I attended the Club of Rome conference in South Africa in 2019 as a guest, with a view to ensure that education was included in discussions. But I was surprised in at how little focus there was on education. And, I’m still surprised at how rarely it becomes referenced as a critical lever. In Africa, we have 35% of the world’s youth, and by 2050 we will have nearly 40%. If we want to shift behaviours, we have to shift attitudes from a young age.
At that same meeting, I met Anitra Thorhaug, which led me to join the US Association of the Club of Rome. Later, I was nominated to become a full member of The Club of Rome. This was an opening to take the ideas that I’d been working with and to expand to a national and continental view. It enabled me to then hear and think at a much higher level about a new civilisation, about new regenerative possibilities and about ways of seeing the world so differently. My life has really shifted with a new contact base, to test my thinking and to listen to others.
What advice do you have for young educators?
Advice is cheap, but I hope it can be seen in the context of my unlearning journey. We’re all unlearning. We’re all valuable. Each of us has a story that needs to be told, heard and celebrated. We need to break the understanding of rugged individualism and go back to what we know in Africa – we are interconnected and interdependent and that the value of Ubuntu is that I’m human because of you. I’d like to remind young people to never forget that and never forget that it comes from Africa, it’s in our heritage. We don’t have to learn something new, we must remember what we know. That’s a liberating invitation, it’s not something that’s come from outside of us, it’s something that comes from within, it’s in our ancestors.

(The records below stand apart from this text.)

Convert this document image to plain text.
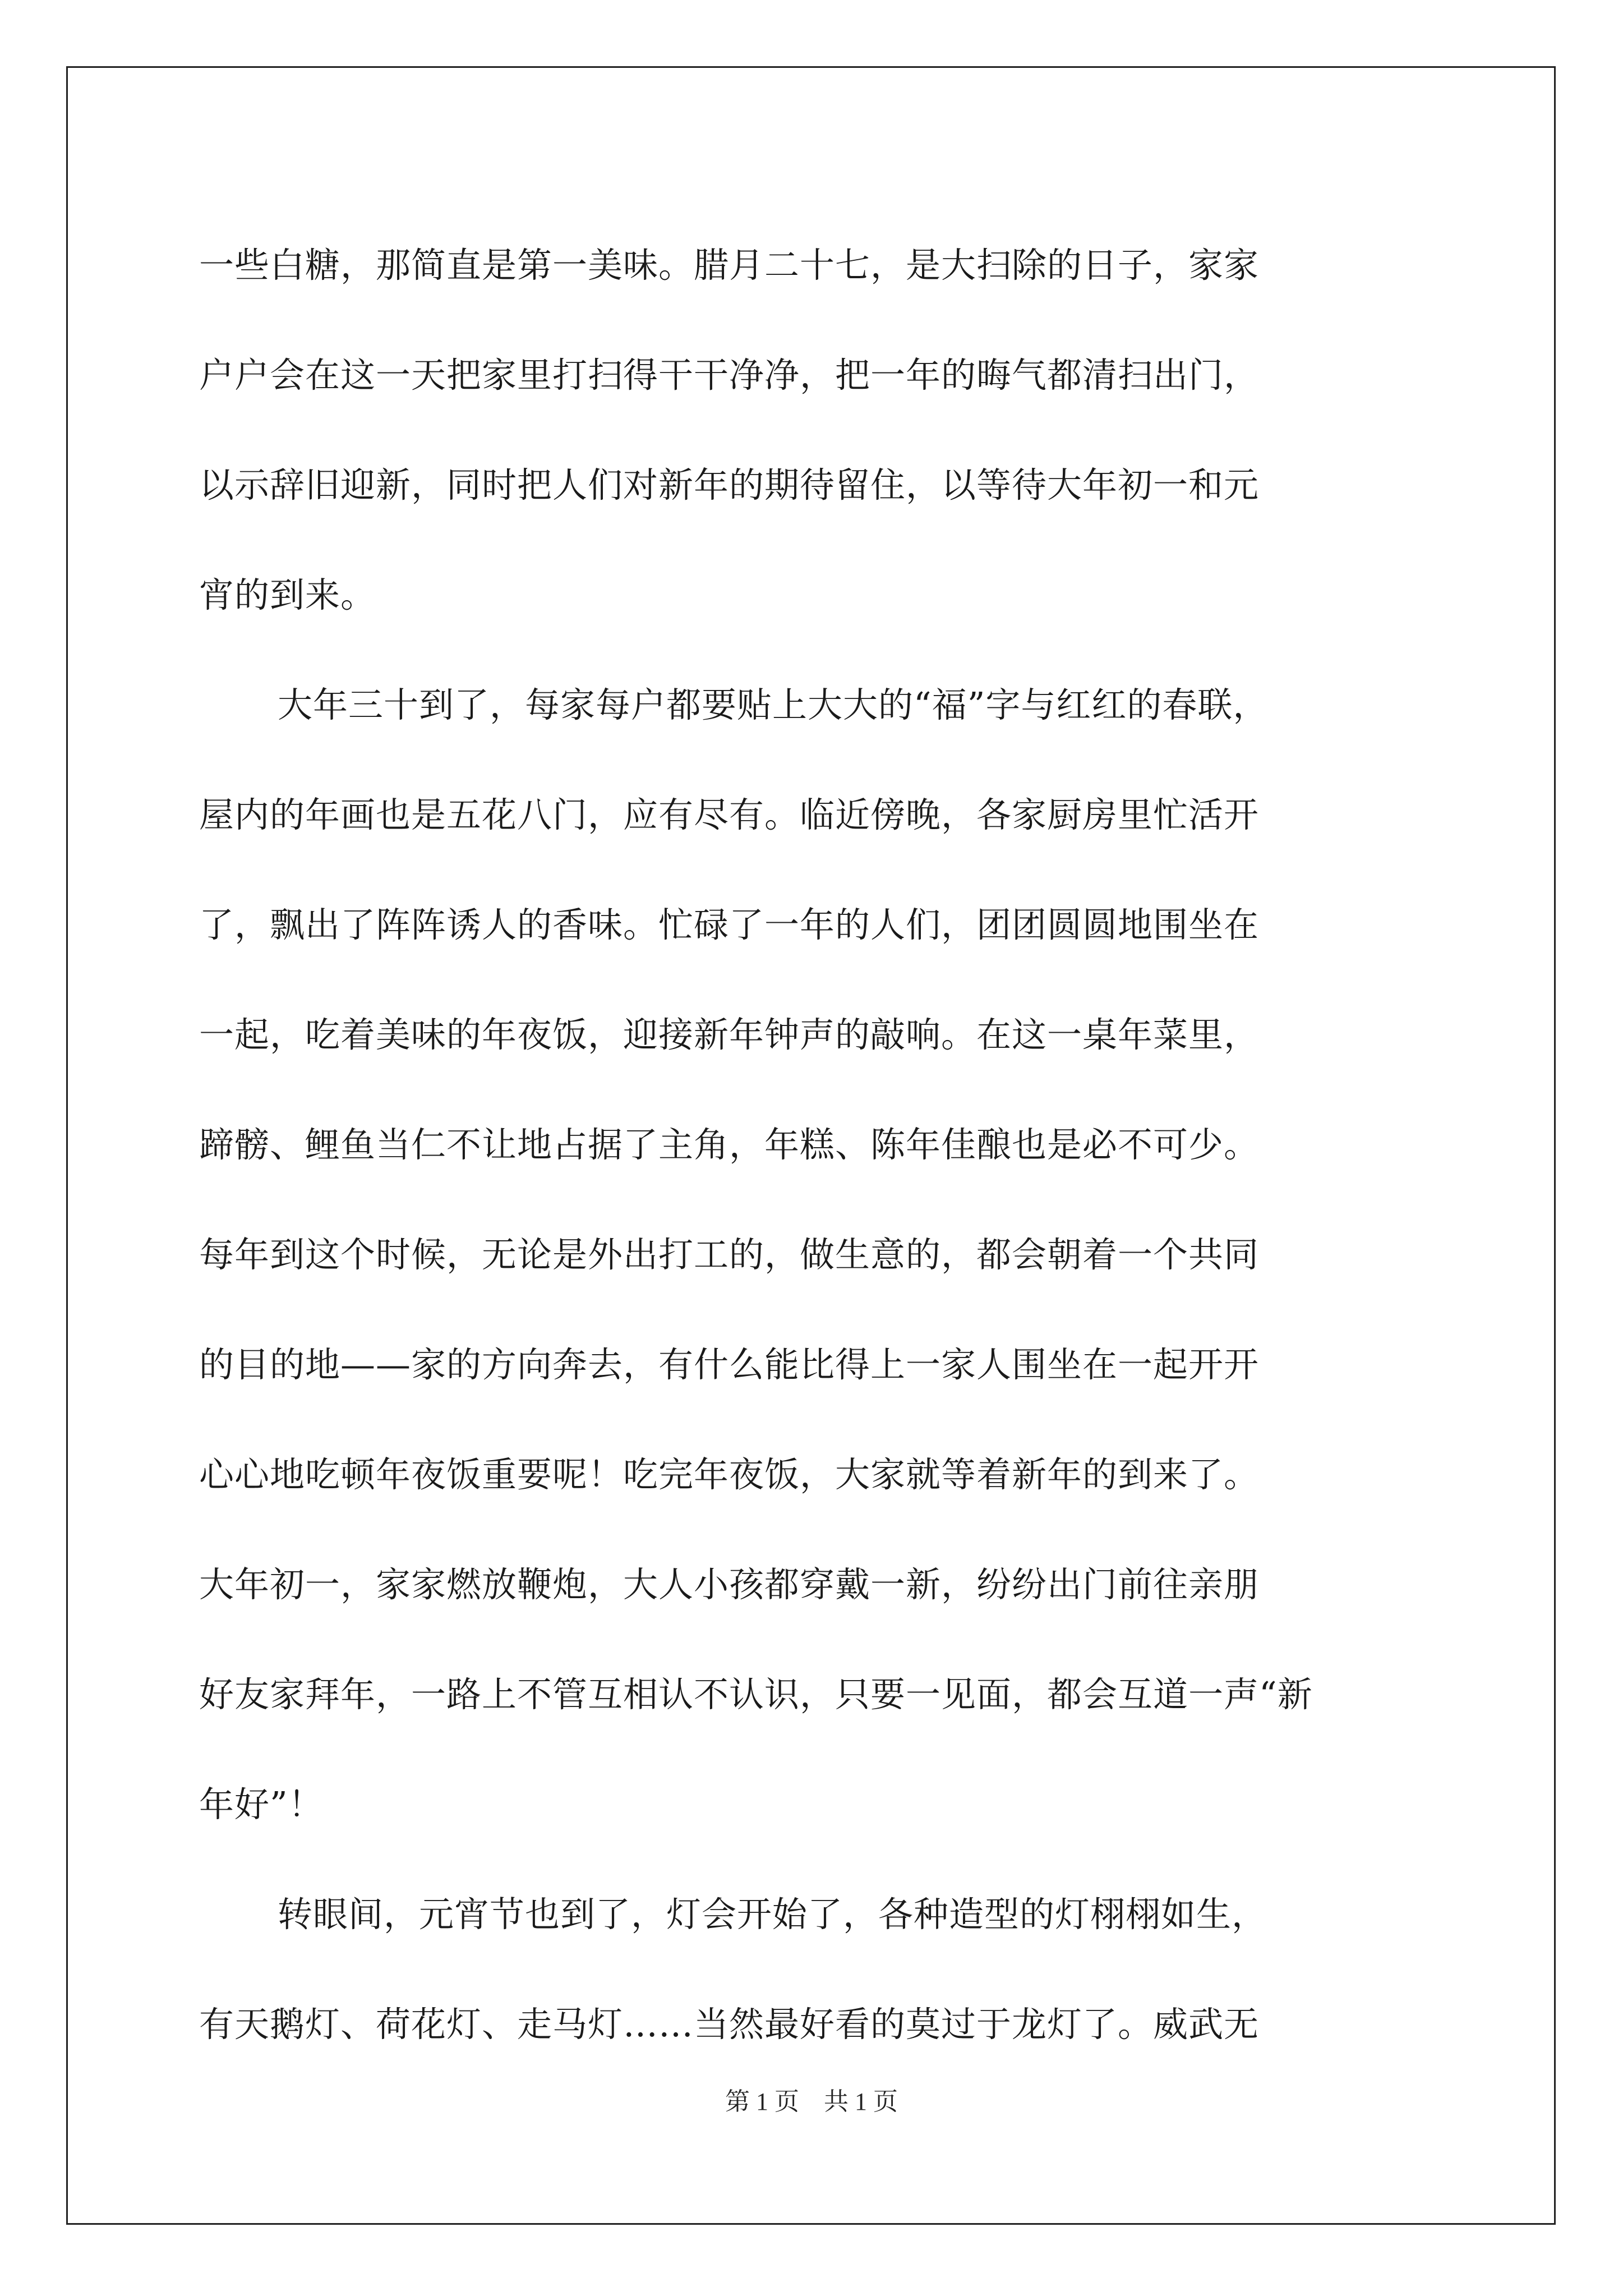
一些白糖，那简直是第一美味。腊月二十七，是大扫除的日子，家家
户户会在这一天把家里打扫得干干净净，把一年的晦气都清扫出门，
以示辞旧迎新，同时把人们对新年的期待留住，以等待大年初一和元
宵的到来。
大年三十到了，每家每户都要贴上大大的“福”字与红红的春联，
屋内的年画也是五花八门，应有尽有。临近傍晚，各家厨房里忙活开
了，飘出了阵阵诱人的香味。忙碌了一年的人们，团团圆圆地围坐在
一起，吃着美味的年夜饭，迎接新年钟声的敲响。在这一桌年菜里，
蹄髈、鲤鱼当仁不让地占据了主角，年糕、陈年佳酿也是必不可少。
每年到这个时候，无论是外出打工的，做生意的，都会朝着一个共同
的目的地——家的方向奔去，有什么能比得上一家人围坐在一起开开
心心地吃顿年夜饭重要呢！吃完年夜饭，大家就等着新年的到来了。
大年初一，家家燃放鞭炮，大人小孩都穿戴一新，纷纷出门前往亲朋
好友家拜年，一路上不管互相认不认识，只要一见面，都会互道一声“新
年好”！
转眼间，元宵节也到了，灯会开始了，各种造型的灯栩栩如生，
有天鹅灯、荷花灯、走马灯……当然最好看的莫过于龙灯了。威武无
第 1 页　共 1 页
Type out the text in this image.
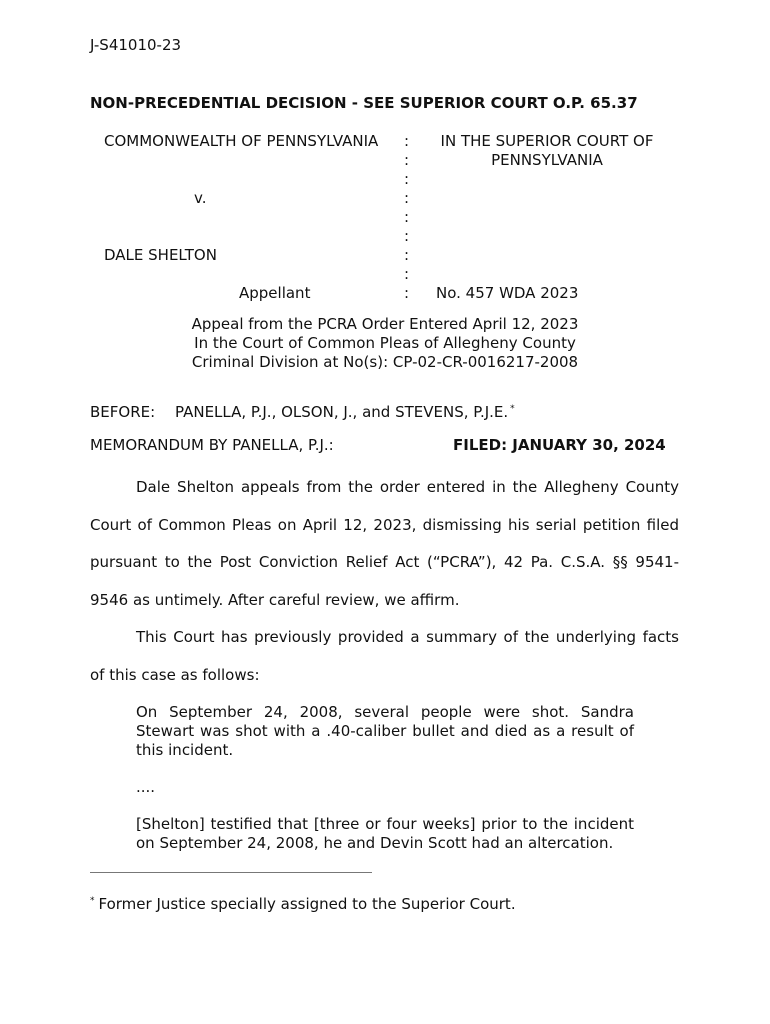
J-S41010-23
NON-PRECEDENTIAL DECISION - SEE SUPERIOR COURT O.P. 65.37
COMMONWEALTH OF PENNSYLVANIA :
:
:
:
:
:
:
:
:
IN THE SUPERIOR COURT OF
PENNSYLVANIA
v.
DALE SHELTON
Appellant	No. 457 WDA 2023
Appeal from the PCRA Order Entered April 12, 2023
In the Court of Common Pleas of Allegheny County
Criminal Division at No(s): CP-02-CR-0016217-2008
BEFORE: PANELLA, P.J., OLSON, J., and STEVENS, P.J.E. *
MEMORANDUM BY PANELLA, P.J.:	FILED: JANUARY 30, 2024
Dale Shelton appeals from the order entered in the Allegheny County
Court of Common Pleas on April 12, 2023, dismissing his serial petition filed
pursuant to the Post Conviction Relief Act (“PCRA”), 42 Pa. C.S.A. §§ 9541-
9546 as untimely. After careful review, we affirm.
This Court has previously provided a summary of the underlying facts
of this case as follows:
On September 24, 2008, several people were shot. Sandra Stewart was shot with a .40-caliber bullet and died as a result of this incident.
....
[Shelton] testified that [three or four weeks] prior to the incident on September 24, 2008, he and Devin Scott had an altercation.
* Former Justice specially assigned to the Superior Court.
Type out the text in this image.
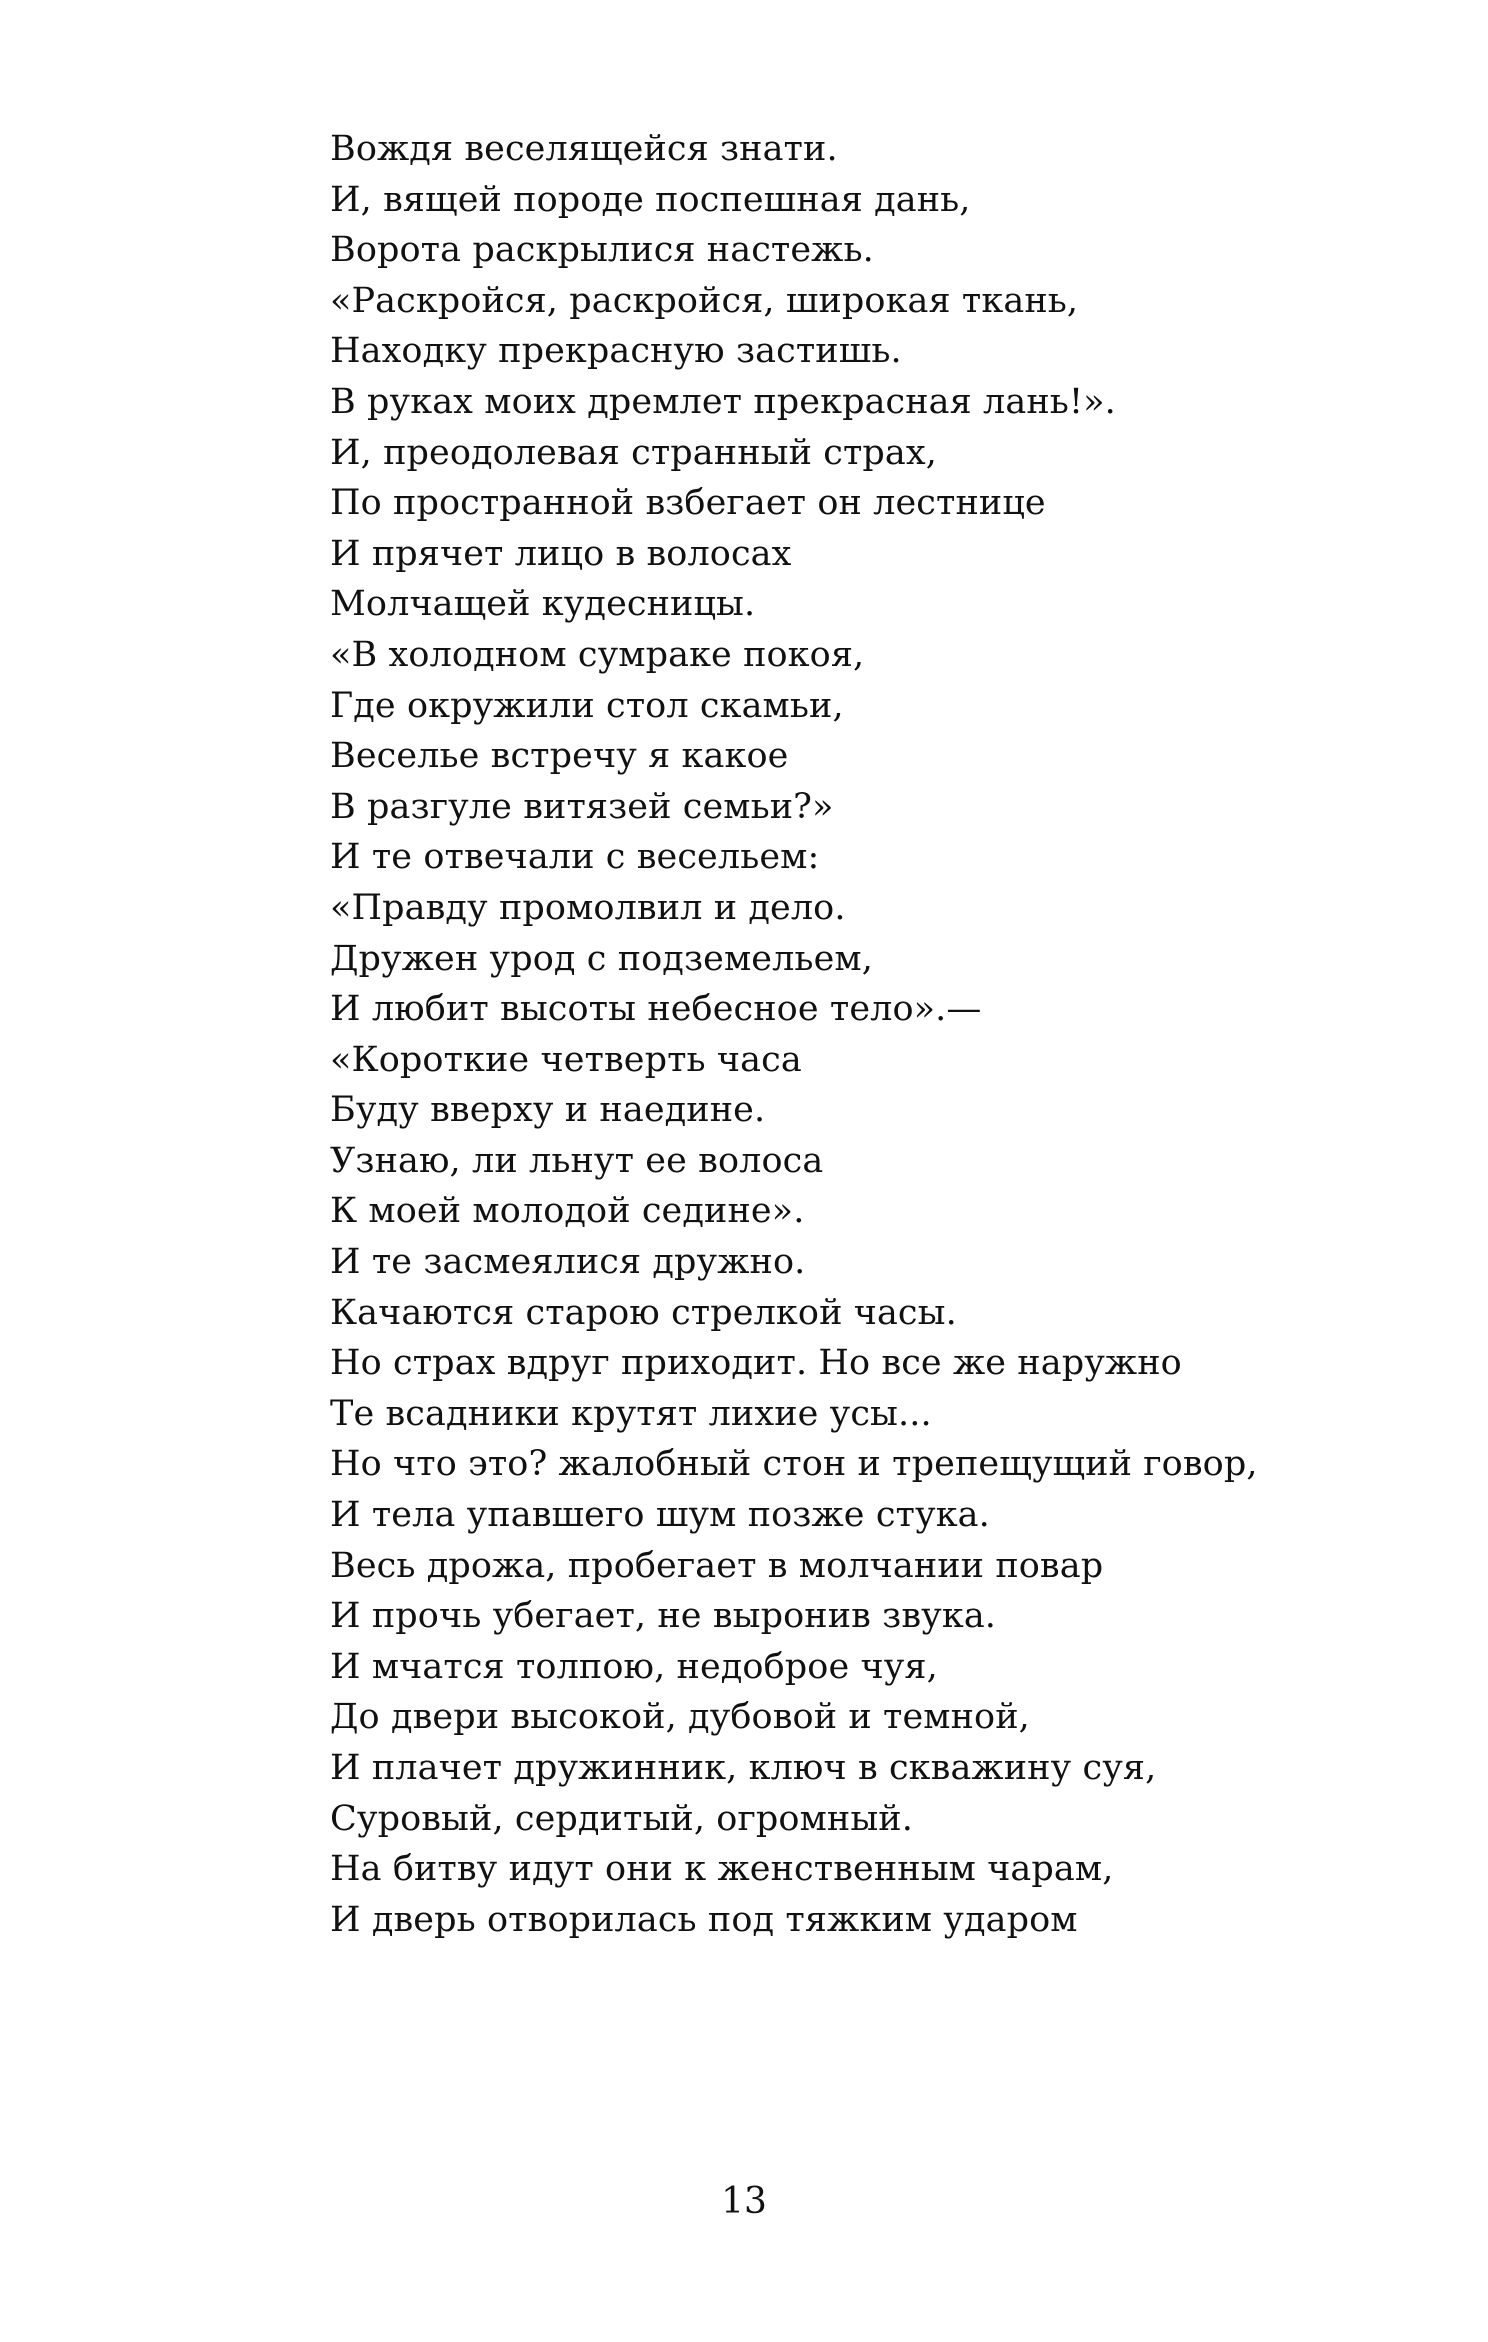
Вождя веселящейся знати.
И, вящей породе поспешная дань,
Ворота раскрылися настежь.
«Раскройся, раскройся, широкая ткань,
Находку прекрасную застишь.
В руках моих дремлет прекрасная лань!».
И, преодолевая странный страх,
По пространной взбегает он лестнице
И прячет лицо в волосах
Молчащей кудесницы.
«В холодном сумраке покоя,
Где окружили стол скамьи,
Веселье встречу я какое
В разгуле витязей семьи?»
И те отвечали с весельем:
«Правду промолвил и дело.
Дружен урод с подземельем,
И любит высоты небесное тело».—
«Короткие четверть часа
Буду вверху и наедине.
Узнаю, ли льнут ее волоса
К моей молодой седине».
И те засмеялися дружно.
Качаются старою стрелкой часы.
Но страх вдруг приходит. Но все же наружно
Те всадники крутят лихие усы...
Но что это? жалобный стон и трепещущий говор,
И тела упавшего шум позже стука.
Весь дрожа, пробегает в молчании повар
И прочь убегает, не выронив звука.
И мчатся толпою, недоброе чуя,
До двери высокой, дубовой и темной,
И плачет дружинник, ключ в скважину суя,
Суровый, сердитый, огромный.
На битву идут они к женственным чарам,
И дверь отворилась под тяжким ударом
13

Second, love at the centre of the curriculum is the most important word. Love and justice are bedfellows and love without justice is sentiment and justice without love is cruelty. The idea that justice is the face of love means creating a shift in our communities, so they then create the justice that is needed, ensure every child is fed and has an opportunity to discover the self-liberating framework. Science and maths become more accessible and less intimidating because we’ve gone through the personal liberation. We must enable young people to discover how to do that, ultimately in a way that’s going to impact the system.